Conformaram-se três comissões, duas delas multissetoriais, para estudar e definir os padrões para a implementação da radiodifusão digital no Peru; revisar as características técnicas dos padrões, a eficiência no uso do espectro radioelétrico, a convergência de serviços, a contribuição ao acesso universal, à redução da exclusão digital e ao desenvolvimento da sociedade da informação, assim como formular recomendações para a elaboração do “Plano Mestre” de implementação da TDT.

No entanto, destaca-se a ausência de participação cidadã neste processo. Isso é evidenciado por um estudo realizado pelo Conselho Consultivo de Rádio e Televisão, onde 75% dos entrevistados destacaram não haver escutado falar sobre TDT

[i]. A falta de informação, a dificuldade no manejo e conhecimento das novas tecnologias, a ausência de organizações sociais e a inexistência de uma cidadania conhecedora de seus direitos de informação e de consumo reduziram este processo a um interesse somente dos empresários da radiodifusão televisiva e do Estado, impulsionado principalmente pelas forças do mercado.

Plano Mestre de Implementação da Televisão Digital Terrestre.

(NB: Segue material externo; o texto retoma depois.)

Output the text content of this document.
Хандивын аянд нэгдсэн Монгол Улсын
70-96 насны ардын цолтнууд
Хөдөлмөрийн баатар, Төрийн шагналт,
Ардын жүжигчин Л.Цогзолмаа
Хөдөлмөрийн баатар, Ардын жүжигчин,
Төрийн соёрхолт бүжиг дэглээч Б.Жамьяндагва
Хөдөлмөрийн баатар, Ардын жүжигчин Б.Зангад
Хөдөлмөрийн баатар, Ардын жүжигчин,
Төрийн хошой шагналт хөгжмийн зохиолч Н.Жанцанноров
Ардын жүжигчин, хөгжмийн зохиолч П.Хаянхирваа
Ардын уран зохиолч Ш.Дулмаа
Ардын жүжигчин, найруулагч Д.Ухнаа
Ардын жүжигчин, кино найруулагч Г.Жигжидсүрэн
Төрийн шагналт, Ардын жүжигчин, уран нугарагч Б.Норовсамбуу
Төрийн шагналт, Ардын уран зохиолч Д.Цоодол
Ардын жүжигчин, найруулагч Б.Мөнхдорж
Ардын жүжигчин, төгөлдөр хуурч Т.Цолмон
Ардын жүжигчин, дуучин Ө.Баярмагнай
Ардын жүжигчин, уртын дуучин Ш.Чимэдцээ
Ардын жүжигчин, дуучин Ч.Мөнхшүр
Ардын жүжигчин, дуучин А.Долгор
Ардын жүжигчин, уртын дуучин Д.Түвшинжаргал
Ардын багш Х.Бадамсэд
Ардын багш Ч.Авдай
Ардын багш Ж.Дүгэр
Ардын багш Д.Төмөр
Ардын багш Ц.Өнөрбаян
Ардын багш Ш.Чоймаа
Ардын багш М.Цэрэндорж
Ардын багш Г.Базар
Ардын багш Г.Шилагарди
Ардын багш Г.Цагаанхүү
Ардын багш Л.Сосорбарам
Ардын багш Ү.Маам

Trabalha-se o Plano Mestre para o desenvolvimento da TDT desde 2010, e atualmente ele se encontra na fase de implementação, que tem como finalidade:

  1. Procurar oferecer aos telespectadores o acesso a uma maior variedade e qualidade de conteúdos nos campos da informação, do conhecimento, da cultura, da educação e do entretenimento, elevando a qualidade de vida da população;
  2. Possibilitar a provisão de novos serviços que aportem o máximo benefício para o país, em concordância com as normas e recomendações da União Internacional de Telecomunicações – UIT, e de pautas que definam as instâncias internacionais para o aproveitamento das tecnologias digitais;
  3. Otimizar a eficiência na gestão e no uso do espectro radioelétrico mediante a utilização das tecnologias disponíveis, a fim de assegurar a maior disponibilidade de frequências e seu uso mais eficiente;
  4. Fomentar o desenvolvimento no território nacional das indústrias vinculadas à cadeia de valor da televisão.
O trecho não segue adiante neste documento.